Artist Statement
With fiber as my medium, I find a language both intimate and resilient—thread and fabric become vessels for the thoughts and emotions at the heart of women’s experiences. Much of my work has been based on quilting, but I also incorporate hand-painted or dyed textiles, coiling, wrapping, embroidery and wrapped-wire armatures in my sculptures.
My work examines the expectations placed on women, inviting reflection through honesty, humor, and quiet defiance. I've explored what happens when women don't feel safe in their daily lives and how external pressure from religious expectations can harm a marriage instead of supporting it. My most personal work reveals the lasting damage that the trauma of sexual assault can leave on the human body and soul.
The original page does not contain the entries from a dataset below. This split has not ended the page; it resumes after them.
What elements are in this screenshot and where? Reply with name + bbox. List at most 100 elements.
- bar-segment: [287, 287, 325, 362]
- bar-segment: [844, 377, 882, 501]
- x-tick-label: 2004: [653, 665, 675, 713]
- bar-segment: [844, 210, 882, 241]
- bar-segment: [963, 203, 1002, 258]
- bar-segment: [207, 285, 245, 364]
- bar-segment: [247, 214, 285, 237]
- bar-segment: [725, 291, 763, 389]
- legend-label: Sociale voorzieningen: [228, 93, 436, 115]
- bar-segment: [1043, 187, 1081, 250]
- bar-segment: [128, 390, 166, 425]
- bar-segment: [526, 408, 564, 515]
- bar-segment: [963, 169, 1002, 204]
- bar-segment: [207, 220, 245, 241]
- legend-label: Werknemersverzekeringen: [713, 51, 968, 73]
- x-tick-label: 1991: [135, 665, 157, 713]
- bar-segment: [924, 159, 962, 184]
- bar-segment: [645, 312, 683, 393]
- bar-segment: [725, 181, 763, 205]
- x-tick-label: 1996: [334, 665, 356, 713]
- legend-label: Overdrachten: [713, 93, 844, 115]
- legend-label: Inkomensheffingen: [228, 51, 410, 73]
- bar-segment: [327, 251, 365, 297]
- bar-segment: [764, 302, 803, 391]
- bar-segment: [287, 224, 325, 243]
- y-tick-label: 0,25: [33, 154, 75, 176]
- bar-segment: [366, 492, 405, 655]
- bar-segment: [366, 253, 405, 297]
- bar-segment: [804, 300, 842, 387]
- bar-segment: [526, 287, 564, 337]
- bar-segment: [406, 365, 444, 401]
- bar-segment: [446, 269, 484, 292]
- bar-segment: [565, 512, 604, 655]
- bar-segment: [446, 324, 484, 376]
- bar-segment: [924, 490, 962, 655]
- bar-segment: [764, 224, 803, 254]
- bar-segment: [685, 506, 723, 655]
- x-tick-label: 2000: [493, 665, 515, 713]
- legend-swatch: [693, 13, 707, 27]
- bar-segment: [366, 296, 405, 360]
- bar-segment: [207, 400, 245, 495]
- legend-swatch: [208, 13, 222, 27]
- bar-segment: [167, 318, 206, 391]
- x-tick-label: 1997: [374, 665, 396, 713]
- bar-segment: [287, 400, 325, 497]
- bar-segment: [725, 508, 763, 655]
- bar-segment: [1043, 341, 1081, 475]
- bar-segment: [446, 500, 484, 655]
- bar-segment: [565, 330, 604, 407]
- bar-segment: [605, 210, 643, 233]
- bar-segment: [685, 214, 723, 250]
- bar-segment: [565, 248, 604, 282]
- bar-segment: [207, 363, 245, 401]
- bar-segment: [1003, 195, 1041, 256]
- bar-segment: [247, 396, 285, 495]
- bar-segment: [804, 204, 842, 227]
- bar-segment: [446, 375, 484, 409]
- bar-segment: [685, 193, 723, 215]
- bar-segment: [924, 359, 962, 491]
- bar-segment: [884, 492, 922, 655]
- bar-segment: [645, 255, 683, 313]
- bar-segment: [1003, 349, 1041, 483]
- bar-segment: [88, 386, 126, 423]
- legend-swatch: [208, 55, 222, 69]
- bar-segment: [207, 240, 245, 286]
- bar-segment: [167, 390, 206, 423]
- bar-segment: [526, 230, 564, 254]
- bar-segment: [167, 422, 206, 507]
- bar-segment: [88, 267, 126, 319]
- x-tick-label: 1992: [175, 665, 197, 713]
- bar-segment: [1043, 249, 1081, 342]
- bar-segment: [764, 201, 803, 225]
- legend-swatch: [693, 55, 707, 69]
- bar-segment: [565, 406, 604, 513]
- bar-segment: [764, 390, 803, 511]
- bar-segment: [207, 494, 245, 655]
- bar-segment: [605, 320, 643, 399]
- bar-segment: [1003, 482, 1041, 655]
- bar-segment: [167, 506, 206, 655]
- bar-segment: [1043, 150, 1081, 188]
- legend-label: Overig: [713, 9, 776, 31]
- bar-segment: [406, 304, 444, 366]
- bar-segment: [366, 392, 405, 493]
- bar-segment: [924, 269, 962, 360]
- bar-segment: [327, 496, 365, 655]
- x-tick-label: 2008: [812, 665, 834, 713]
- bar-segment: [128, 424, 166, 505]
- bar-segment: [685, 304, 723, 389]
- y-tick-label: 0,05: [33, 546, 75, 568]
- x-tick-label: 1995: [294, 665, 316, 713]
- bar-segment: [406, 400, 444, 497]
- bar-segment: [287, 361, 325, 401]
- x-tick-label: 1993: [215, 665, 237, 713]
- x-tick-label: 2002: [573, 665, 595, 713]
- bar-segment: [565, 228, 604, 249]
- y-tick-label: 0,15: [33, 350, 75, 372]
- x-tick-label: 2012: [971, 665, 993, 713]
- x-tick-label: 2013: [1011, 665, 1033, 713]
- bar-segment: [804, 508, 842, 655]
My artistic process, which is lengthy and repetitive, becomes a meditation on "women's work" — the painstaking labor, both mental and physical — that has historically been dismissed as merely decorative or utilitarian instead of as the product of a fertile and creative mind. By transforming quilts into non-functional sculptural works that invite viewers to think about concepts that may be controversial, I question the notion that crafts cannot be used to create fine art while also commenting on the invisibility of women's labor.
In 2025, I’m shifting my focus from personal stories to an issue every woman I’ve spoken with recognizes: unacknowledged and unreciprocated emotional labor.
Bio
Susan Allred is a mixed media artist who works primarily with fiber to explore the ways it affects and reflects our daily lives.
In May 2022, How Does Your Armor Grow was awarded First Place at the 2022 Annual Juried Art Show. In May 2020, Allred’s mixed media piece Invitation to a Tea Party was awarded Best in Show at Mesa Community College’s 2020 Annual Juried Student Art Show. In July 2020, she received a grant from The Carmody Foundation’s Art For Good Arizona Project. In 2019, her fiber sculpture Bound was selected to appear at the Eric Fischl Vanguard Showcase, at the Phoenix Art Museum and in the Eric Fischl Gallery, where it was awarded Second Place in the 3D Media category.
Allred was an artist member at Eye Lounge contemporary art space from February 2020 — May 2023 and served as co-president from January 2022 — May 2023. During a three-month residency at the Ceramics Research Center at the ASU Art Musuem, Allred was given the time and space to scale up her work, and she created two large versions of her Walking Skirts series, which explore the costs women pay for exercising their freedoms.
She lives and works in Tempe, Arizona.